CGroups v2, maybe? Pause requires CGroups which for rootless containers are only available on v2.

mheon commented 4 years ago

Might be a good idea.

mheon commented 4 years ago

@giuseppe We expect pause to work rootless on v2, correct?

giuseppe commented 4 years ago

@giuseppe We expect pause to work rootless on v2, correct?

yes, pause should work on cgroup v2 as rootless as well

sshnaidm commented 4 years ago

As I see in code pause=false is default only with cgroups v1 and it's what causes problems for fedora31. Is that a specific reason for it? https://github.com/containers/libpod/blob/f85b3a01f050e4f8af8471f396013f18647d9241/cmd/podman/cp.go#L496 @giuseppe @mheon ^^

mheon commented 4 years ago

It sounds like we expect pause to work for CGroups v2, so the fact that it's not is probably a bug

sshnaidm commented 4 years ago

@mheon so should we stop to require pause=False on cgroups v2 for rootless containers? If I set now explicitly --pause false in ansible module - will it break some higher/future versions..? Would be better to have it solved in podman maybe.
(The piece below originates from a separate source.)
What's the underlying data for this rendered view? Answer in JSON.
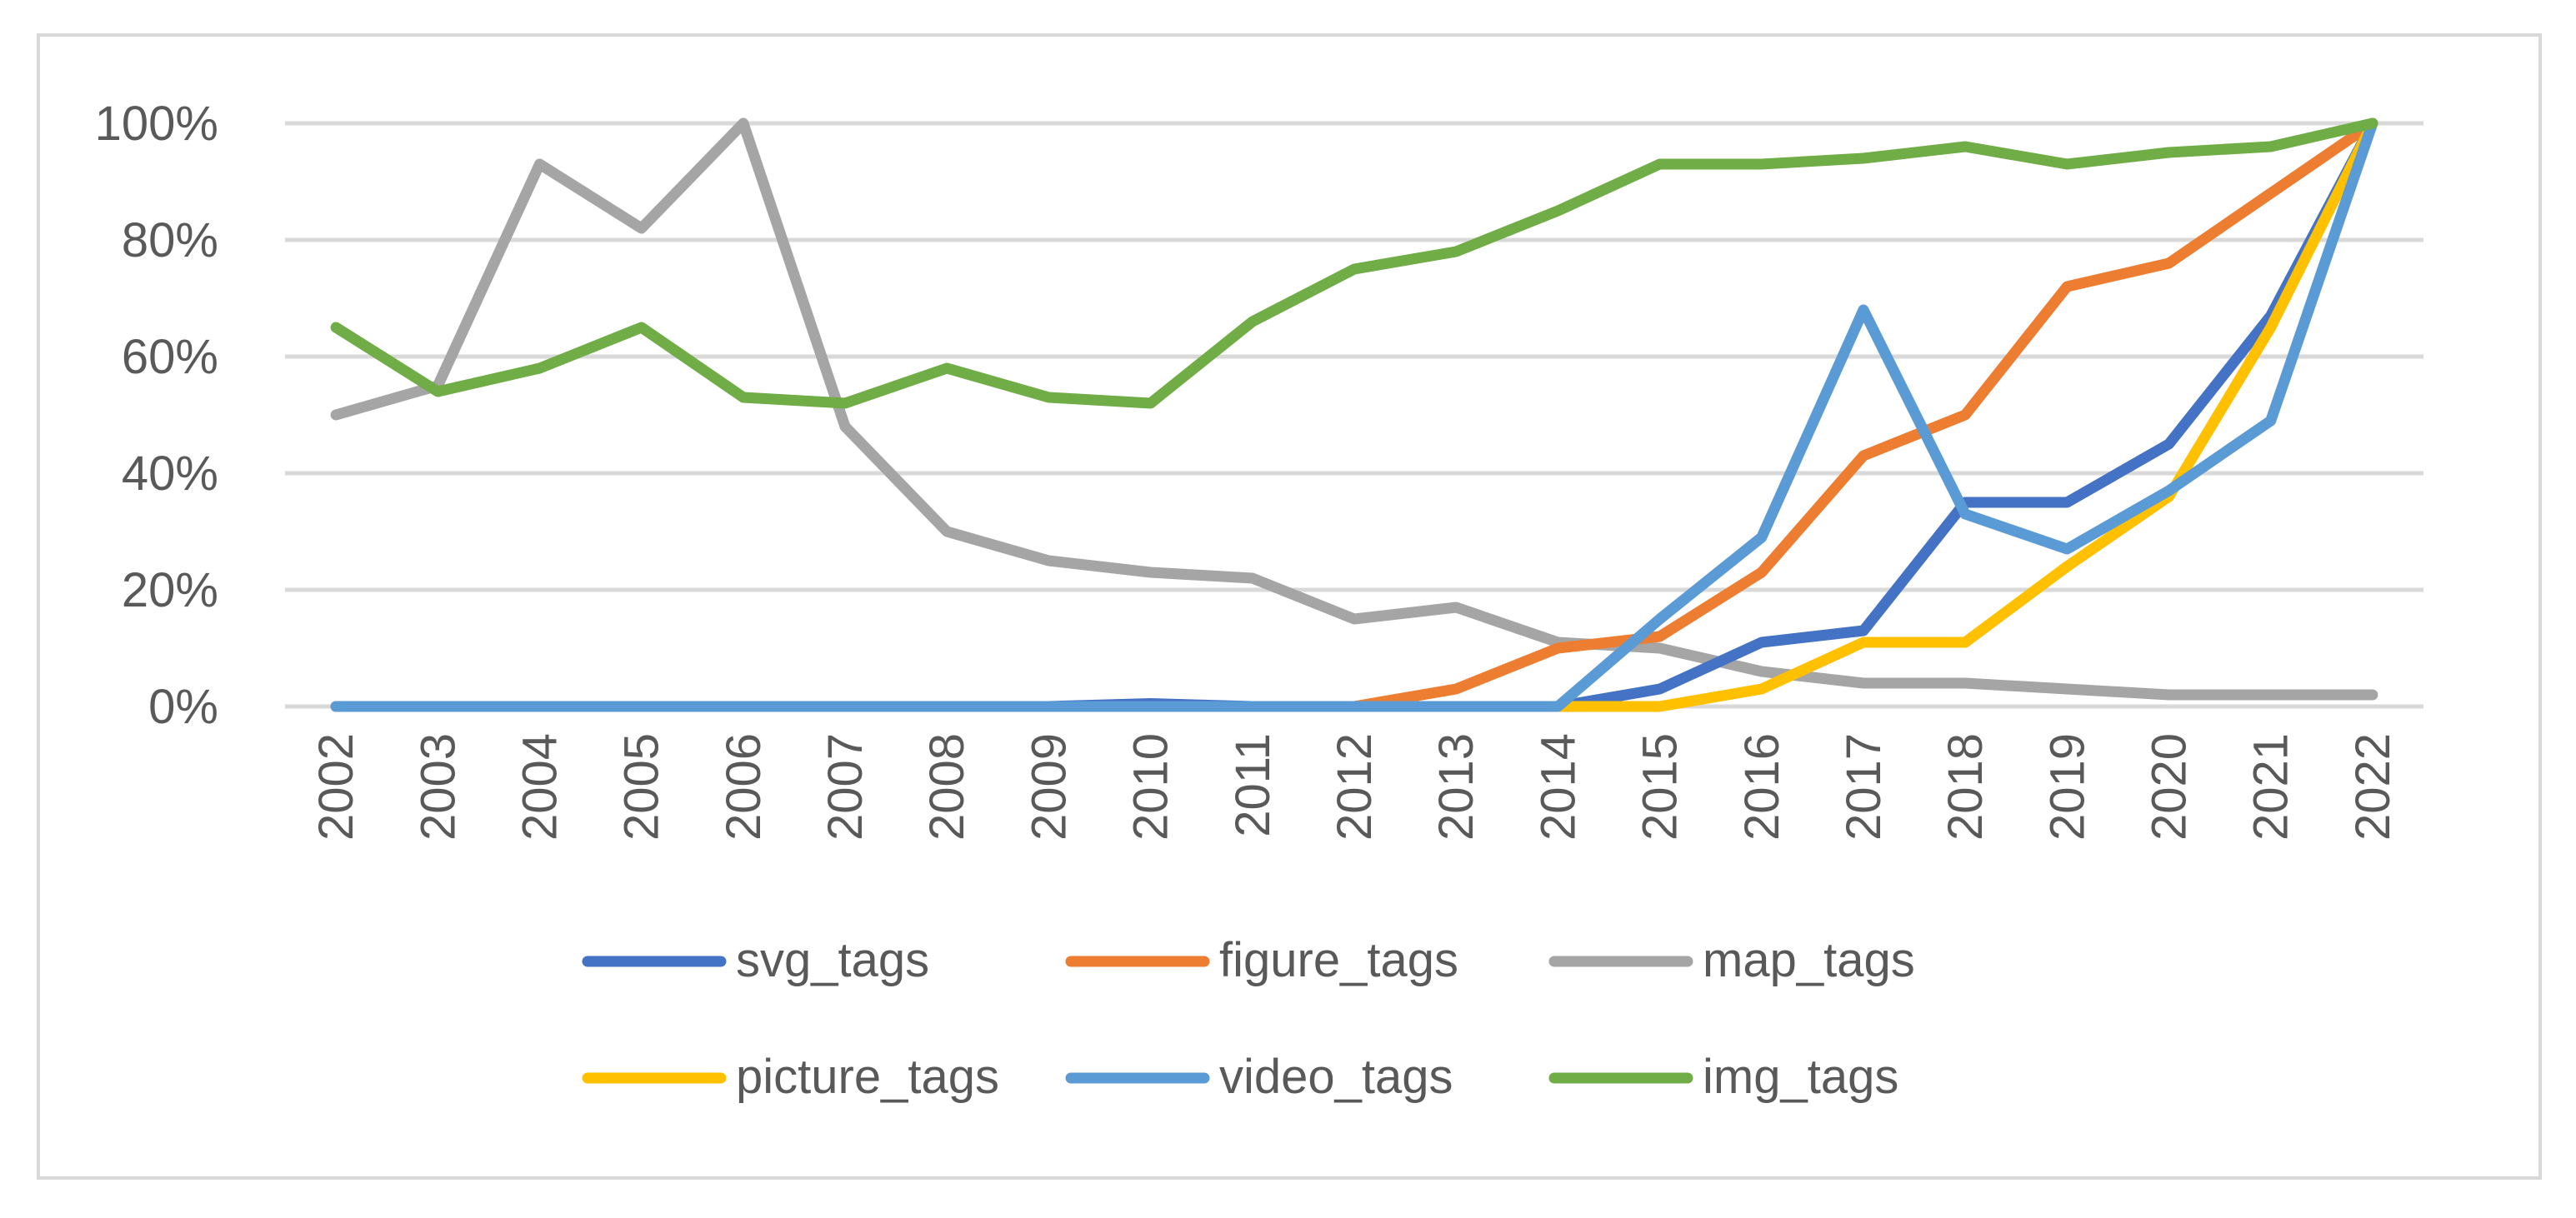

giuseppe commented 4 years ago

If pause can be performed in rootless depends whether we are using cgroups v2, the systemd manager and the freezer controller is available (it wasn't on older kernels for cgroup v2). The last condition can fail for root as well.

I think we should just drop the check and let the OCI runtime complain if pause cannot be performed.

giuseppe commented 4 years ago

PR here: https://github.com/containers/libpod/pull/4828

sshnaidm commented 4 years ago

@giuseppe thanks! Will it be ported to 1.6.2 or later? Because if I change ansible plugin to use "--pause false" now, it might be broken for later podman? Or I miss something?

giuseppe commented 4 years ago

@giuseppe thanks! Will it be ported to 1.6.2 or later? Because if I change ansible plugin to use "--pause false" now, it might be broken for later podman? Or I miss something?

I don't think this will be back ported as it is not a security problem. @mheon or we could backport it?

mheon commented 4 years ago

Probably not. Anything not long term should move rapidly to 1.7.0, while long term releases are on a critical security or bugfix basis.

On Mon, Jan 13, 2020, 04:05 Giuseppe Scrivano notifications@github.com wrote:

@giuseppe https://github.com/giuseppe thanks! Will it be ported to 1.6.2 or later? Because if I change ansible plugin to use "--pause false" now, it might be broken for later podman? Or I miss something?

I don't think this will be back ported as it is not a security problem. @mheon https://github.com/mheon or we could backport it?

— You are receiving this because you were mentioned. Reply to this email directly, view it on GitHub https://github.com/containers/libpod/issues/4813?email_source=notifications&email_token=AB3AOCFBKRDQG673NL4F5HTQ5QVGFA5CNFSM4KEEZUH2YY3PNVWWK3TUL52HS4DFVREXG43VMVBW63LNMVXHJKTDN5WW2ZLOORPWSZGOEIX66VQ#issuecomment-573566806, or unsubscribe https://github.com/notifications/unsubscribe-auth/AB3AOCG2CTNFD5XFY5FL2YLQ5QVGFANCNFSM4KEEZUHQ .

rhatdan commented 4 years ago

Yes no back porting, unless absolutely necessary.

samdoran commented 4 years ago

I merged the fix for this in Ansible (ansible/ansible#66583) and opened a backport to stable-2.9. It should be in the next 2.9 release.

dschier-wtd commented 4 years ago

with 1.8.0 on fedora, everything is working fine :)

rhatdan commented 4 years ago

Awesome.